Tight energy and labour markets will continue to dominate with government debt the loser until global growth is crushed, unemployment rises, and energy prices decline across the board. Rates have moved higher dramatically in 2022 but still none of these factors have been fulfilled. Unless something on the geopolitical stage changes, high bond yields are required to achieve these outcomes making a persistent bond rally unlikely. Western media focus on Russian battlefield losses ignores the financial weaknesses being exploited by Russia against the West. The silver lining of course is Putin is unlikely to escalate into tactical nuclear weapons given that his leverage is improving, not declining, as most think.

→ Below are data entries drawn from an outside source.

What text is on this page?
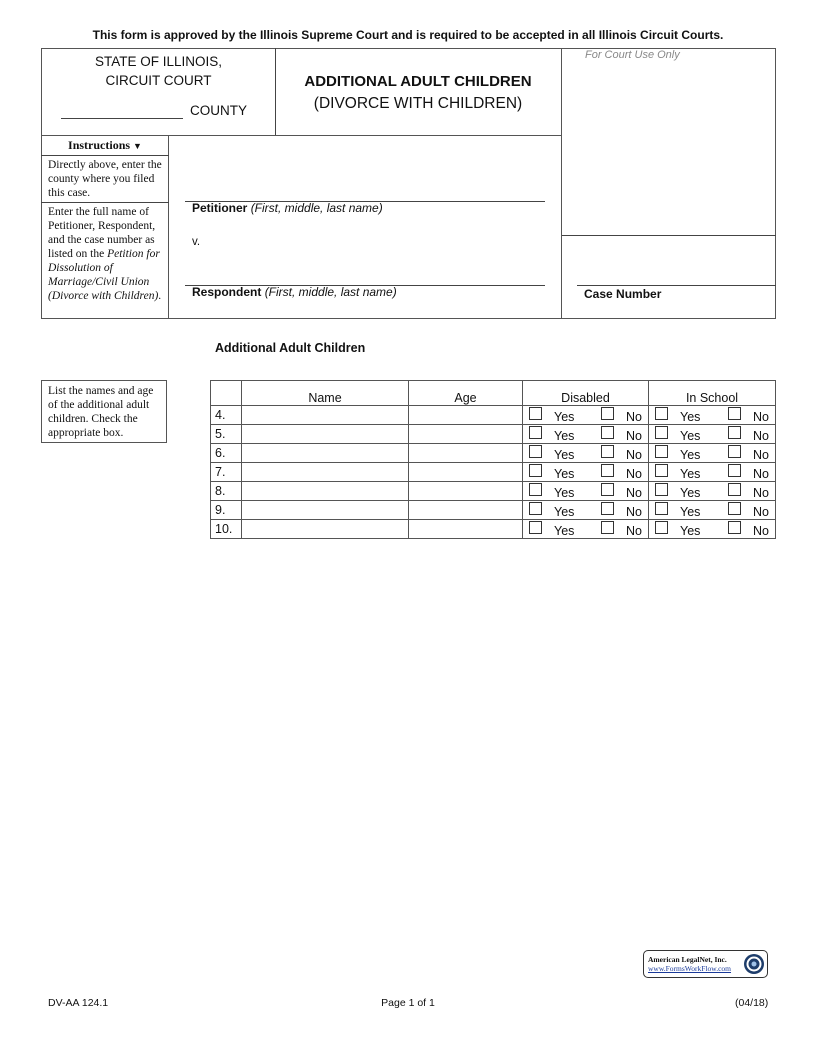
This form is approved by the Illinois Supreme Court and is required to be accepted in all Illinois Circuit Courts.
STATE OF ILLINOIS,
CIRCUIT COURT
COUNTY
ADDITIONAL ADULT CHILDREN
(DIVORCE WITH CHILDREN)
For Court Use Only
Instructions ▼
Directly above, enter the county where you filed this case.
Enter the full name of Petitioner, Respondent, and the case number as listed on the Petition for Dissolution of Marriage/Civil Union (Divorce with Children).
Petitioner (First, middle, last name)
v.
Respondent (First, middle, last name)	Case Number
Additional Adult Children
List the names and age of the additional adult children. Check the appropriate box.
	Name	Age	Disabled	In School
4.			Yes No	Yes No

5.			Yes No	Yes No

6.			Yes No	Yes No

7.			Yes No	Yes No

8.			Yes No	Yes No

9.			Yes No	Yes No

10.			Yes No	Yes No
American LegalNet, Inc.
www.FormsWorkFlow.com
DV-AA 124.1	Page 1 of 1	(04/18)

A dividing line between sovereign bond markets with natural resources and those without is being drawn, blurring the previous ‘developed’ and ‘emerging’ market classifications. Less inflation and reduced fiscal stress for resource independent countries support their bond market valuations but for the others, higher yields are needed. As the western bond market bubble bursts, both default stress and housing market pain will be accentuated, impacting growth outcomes. Whilst the broad-based and front-loaded bond sell off might soon reach its climax, macro-economic divergence in economies is only increasing and how central banks and politicians react to their own unique circumstances will determine yield levels, curve shape and foreign exchange prices.